And Pharaoh commanded his entire nation: Every son that is born you shall throw into the river, and every daughter you shall make live
Pharaoh did not say to let the Jewish girls live; he commanded to make them live (techayun, in the Hebrew).
Pharaoh’s decree of annihilation against the Jewish people consisted of two parts: to throw every Jewish newborn male into the Nile, and to “make live” every female. The boys were to be physically murdered. The girls were to be murdered spiritually by making them live the Egyptian life, by indoctrinating them into the perverse lifestyle of Egypt.
The boys were to be drowned in the Nile. The girls, too, were to be drowned in the Nile—conceptually, if not actually. The Nile, which irrigated the fields of rain-parched Egypt, was the mainstay of its economy and its most venerated god. The girls were to be raised in this cult of the river, their souls drowned in a life that deifies the earthly vehicle of material sustenance.

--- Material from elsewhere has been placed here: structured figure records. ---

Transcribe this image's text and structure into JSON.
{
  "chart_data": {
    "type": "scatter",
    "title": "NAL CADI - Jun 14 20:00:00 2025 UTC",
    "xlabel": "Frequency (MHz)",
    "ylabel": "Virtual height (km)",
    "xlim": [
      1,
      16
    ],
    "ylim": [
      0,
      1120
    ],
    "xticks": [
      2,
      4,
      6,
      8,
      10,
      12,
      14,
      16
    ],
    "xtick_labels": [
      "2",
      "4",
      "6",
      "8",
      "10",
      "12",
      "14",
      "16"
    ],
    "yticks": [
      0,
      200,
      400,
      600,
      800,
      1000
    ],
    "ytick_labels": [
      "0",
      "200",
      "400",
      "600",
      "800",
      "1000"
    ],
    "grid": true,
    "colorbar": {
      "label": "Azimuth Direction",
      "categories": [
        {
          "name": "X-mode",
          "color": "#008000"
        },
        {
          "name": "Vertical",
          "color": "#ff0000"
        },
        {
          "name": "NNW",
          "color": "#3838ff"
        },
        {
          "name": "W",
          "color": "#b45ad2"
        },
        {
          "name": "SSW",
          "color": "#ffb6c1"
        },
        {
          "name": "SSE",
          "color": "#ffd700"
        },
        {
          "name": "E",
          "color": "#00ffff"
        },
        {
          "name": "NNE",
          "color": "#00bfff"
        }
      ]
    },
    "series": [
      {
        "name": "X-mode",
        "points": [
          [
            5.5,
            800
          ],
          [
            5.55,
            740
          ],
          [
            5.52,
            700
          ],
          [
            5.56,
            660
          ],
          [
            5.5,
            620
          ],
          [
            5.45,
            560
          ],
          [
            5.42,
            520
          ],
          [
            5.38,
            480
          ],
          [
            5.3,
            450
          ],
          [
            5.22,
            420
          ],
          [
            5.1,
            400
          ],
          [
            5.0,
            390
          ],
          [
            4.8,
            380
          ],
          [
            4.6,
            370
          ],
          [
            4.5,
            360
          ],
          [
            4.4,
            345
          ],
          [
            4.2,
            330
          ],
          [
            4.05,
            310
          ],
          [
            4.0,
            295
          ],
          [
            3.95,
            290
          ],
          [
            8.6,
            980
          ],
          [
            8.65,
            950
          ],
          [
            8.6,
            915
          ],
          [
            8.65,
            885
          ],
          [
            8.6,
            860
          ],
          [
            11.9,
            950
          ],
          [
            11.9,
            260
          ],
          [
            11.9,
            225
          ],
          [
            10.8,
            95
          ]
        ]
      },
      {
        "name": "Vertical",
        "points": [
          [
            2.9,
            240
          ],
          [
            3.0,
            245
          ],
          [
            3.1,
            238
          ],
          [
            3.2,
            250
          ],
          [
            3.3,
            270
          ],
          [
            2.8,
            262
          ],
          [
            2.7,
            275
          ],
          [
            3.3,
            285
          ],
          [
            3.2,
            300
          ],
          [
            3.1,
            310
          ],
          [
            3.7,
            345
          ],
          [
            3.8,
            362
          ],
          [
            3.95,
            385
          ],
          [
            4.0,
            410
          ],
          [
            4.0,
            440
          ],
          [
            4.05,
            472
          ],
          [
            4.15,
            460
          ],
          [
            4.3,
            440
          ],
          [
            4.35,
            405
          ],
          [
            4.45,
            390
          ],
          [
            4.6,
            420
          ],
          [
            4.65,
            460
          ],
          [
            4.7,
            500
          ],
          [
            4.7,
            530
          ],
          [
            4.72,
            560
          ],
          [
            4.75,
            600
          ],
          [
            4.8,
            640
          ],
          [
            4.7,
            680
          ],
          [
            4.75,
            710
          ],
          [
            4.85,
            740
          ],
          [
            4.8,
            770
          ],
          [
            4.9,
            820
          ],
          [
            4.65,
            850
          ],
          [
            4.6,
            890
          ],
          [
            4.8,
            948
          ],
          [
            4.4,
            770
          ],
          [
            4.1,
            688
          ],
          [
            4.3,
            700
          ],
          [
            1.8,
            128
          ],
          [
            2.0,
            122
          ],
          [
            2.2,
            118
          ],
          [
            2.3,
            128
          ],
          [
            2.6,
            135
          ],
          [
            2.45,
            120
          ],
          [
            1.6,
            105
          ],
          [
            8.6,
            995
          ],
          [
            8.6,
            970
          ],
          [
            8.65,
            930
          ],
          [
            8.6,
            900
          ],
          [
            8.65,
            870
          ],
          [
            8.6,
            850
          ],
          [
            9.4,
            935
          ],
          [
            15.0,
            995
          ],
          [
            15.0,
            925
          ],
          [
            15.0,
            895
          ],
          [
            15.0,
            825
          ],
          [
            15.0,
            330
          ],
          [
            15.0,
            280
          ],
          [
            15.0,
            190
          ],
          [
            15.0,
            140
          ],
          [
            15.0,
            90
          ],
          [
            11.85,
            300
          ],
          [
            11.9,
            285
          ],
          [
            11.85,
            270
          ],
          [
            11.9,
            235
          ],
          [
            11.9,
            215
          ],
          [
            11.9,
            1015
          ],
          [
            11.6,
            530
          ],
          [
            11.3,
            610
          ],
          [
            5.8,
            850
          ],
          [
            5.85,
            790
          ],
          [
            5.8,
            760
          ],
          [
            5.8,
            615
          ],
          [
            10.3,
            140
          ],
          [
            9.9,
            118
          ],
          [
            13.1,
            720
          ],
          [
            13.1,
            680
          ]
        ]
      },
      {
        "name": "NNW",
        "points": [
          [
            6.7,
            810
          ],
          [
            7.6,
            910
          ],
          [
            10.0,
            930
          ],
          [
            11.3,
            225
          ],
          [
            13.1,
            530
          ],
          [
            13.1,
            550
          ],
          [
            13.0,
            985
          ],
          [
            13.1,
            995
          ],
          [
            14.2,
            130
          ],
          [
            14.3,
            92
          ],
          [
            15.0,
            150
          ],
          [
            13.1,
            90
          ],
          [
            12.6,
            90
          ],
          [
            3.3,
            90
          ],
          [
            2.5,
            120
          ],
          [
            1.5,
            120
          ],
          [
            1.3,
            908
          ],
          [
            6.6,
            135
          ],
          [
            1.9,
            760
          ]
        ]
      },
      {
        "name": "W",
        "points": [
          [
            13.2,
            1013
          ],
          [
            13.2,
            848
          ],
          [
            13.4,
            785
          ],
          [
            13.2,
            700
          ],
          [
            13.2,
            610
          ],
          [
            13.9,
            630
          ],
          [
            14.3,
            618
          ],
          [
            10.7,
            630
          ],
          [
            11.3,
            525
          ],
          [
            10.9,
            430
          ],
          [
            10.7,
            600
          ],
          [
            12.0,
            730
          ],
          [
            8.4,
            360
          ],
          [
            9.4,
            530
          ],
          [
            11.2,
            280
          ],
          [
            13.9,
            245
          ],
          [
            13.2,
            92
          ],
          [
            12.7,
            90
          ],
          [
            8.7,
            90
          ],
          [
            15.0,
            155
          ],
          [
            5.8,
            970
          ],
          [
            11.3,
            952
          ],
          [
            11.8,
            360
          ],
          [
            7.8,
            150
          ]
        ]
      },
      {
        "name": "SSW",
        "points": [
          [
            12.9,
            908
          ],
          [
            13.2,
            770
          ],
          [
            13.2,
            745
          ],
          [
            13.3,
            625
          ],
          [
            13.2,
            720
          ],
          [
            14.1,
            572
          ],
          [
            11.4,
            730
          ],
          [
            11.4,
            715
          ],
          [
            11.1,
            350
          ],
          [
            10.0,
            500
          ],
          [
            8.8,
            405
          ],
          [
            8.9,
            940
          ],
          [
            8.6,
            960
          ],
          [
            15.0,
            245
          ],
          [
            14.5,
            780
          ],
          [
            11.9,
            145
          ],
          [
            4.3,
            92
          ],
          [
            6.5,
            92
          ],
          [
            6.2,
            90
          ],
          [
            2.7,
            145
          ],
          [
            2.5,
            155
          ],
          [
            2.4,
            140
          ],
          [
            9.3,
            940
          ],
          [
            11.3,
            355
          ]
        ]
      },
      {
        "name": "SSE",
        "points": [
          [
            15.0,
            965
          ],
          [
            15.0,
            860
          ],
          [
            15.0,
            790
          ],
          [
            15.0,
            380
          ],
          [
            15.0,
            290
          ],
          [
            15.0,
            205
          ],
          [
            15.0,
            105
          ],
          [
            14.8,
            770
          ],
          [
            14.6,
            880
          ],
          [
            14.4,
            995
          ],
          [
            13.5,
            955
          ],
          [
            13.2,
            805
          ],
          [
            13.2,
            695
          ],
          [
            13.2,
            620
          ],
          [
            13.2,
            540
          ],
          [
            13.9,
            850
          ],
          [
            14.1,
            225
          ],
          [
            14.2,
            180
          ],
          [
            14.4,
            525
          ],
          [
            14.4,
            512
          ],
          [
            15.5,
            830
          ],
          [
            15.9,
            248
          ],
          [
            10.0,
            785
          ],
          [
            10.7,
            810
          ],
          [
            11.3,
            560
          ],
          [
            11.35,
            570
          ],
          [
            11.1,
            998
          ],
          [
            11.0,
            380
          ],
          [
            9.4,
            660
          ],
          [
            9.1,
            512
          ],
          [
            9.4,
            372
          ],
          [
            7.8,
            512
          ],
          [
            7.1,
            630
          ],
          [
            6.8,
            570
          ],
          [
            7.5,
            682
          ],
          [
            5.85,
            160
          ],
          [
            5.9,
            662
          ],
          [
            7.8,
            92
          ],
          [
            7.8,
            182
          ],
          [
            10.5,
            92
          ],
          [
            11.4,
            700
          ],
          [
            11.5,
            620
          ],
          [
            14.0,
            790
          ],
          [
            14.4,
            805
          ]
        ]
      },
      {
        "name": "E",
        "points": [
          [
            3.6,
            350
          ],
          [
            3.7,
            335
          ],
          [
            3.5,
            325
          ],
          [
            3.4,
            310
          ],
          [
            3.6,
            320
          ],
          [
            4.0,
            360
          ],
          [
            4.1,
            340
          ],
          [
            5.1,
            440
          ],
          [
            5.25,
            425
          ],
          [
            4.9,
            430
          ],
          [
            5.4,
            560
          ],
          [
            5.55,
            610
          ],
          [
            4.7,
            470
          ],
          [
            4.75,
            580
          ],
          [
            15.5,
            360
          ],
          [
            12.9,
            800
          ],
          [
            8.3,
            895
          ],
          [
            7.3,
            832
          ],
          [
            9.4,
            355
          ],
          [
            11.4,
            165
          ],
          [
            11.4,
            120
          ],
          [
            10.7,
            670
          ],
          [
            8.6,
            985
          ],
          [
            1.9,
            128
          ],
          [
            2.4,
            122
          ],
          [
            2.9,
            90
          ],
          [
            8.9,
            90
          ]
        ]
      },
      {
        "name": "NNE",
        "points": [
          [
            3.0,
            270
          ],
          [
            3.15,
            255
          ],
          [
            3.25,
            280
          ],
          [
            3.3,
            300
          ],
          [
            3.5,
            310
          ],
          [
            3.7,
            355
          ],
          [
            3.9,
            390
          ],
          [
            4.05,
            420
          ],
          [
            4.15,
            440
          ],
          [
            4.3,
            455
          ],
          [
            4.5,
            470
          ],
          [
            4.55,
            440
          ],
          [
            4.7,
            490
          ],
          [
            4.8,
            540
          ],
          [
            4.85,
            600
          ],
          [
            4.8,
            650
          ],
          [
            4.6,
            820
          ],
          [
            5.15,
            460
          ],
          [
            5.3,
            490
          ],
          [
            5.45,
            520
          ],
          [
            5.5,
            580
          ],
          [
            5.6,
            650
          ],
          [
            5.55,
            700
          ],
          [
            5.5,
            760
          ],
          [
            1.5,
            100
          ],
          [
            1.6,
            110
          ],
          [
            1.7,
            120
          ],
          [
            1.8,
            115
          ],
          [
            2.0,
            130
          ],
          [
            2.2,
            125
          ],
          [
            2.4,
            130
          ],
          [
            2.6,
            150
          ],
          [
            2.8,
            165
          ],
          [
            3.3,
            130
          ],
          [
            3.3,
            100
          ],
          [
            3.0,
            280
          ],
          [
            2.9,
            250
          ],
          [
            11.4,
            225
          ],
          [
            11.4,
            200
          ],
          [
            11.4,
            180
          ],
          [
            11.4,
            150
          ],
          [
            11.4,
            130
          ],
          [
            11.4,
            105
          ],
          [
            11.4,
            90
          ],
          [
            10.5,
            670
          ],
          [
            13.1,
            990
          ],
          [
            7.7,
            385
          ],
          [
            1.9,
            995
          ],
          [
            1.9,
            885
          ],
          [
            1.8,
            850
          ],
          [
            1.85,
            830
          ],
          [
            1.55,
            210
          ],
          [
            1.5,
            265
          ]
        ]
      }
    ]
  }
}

Today, thirty-four centuries after Pharaoh’s decree, the practice of drowning children in the Nile is still with us: there are still parents whose highest consideration in choosing a school for their children is how it will further their child’s economic prospects when the time will come for him to enter the job market. The people of Israel survived the Egyptian galut (exile) because there were Jewish mothers who refused to comply with Pharaoh’s decree to submerge their children in his river. If we are to survive the present galut, we, too, must resist the dictates of the current “Pharaohs.” We must set the spiritual and moral development of our children—rather than their future “earning power” and “careers”—as the aim of their education.
Based on the Rebbe’s talks, Passover 5712 (1952) and 5714 (1954).
. Likkutei Sichot, vol. I, pp. 111-113.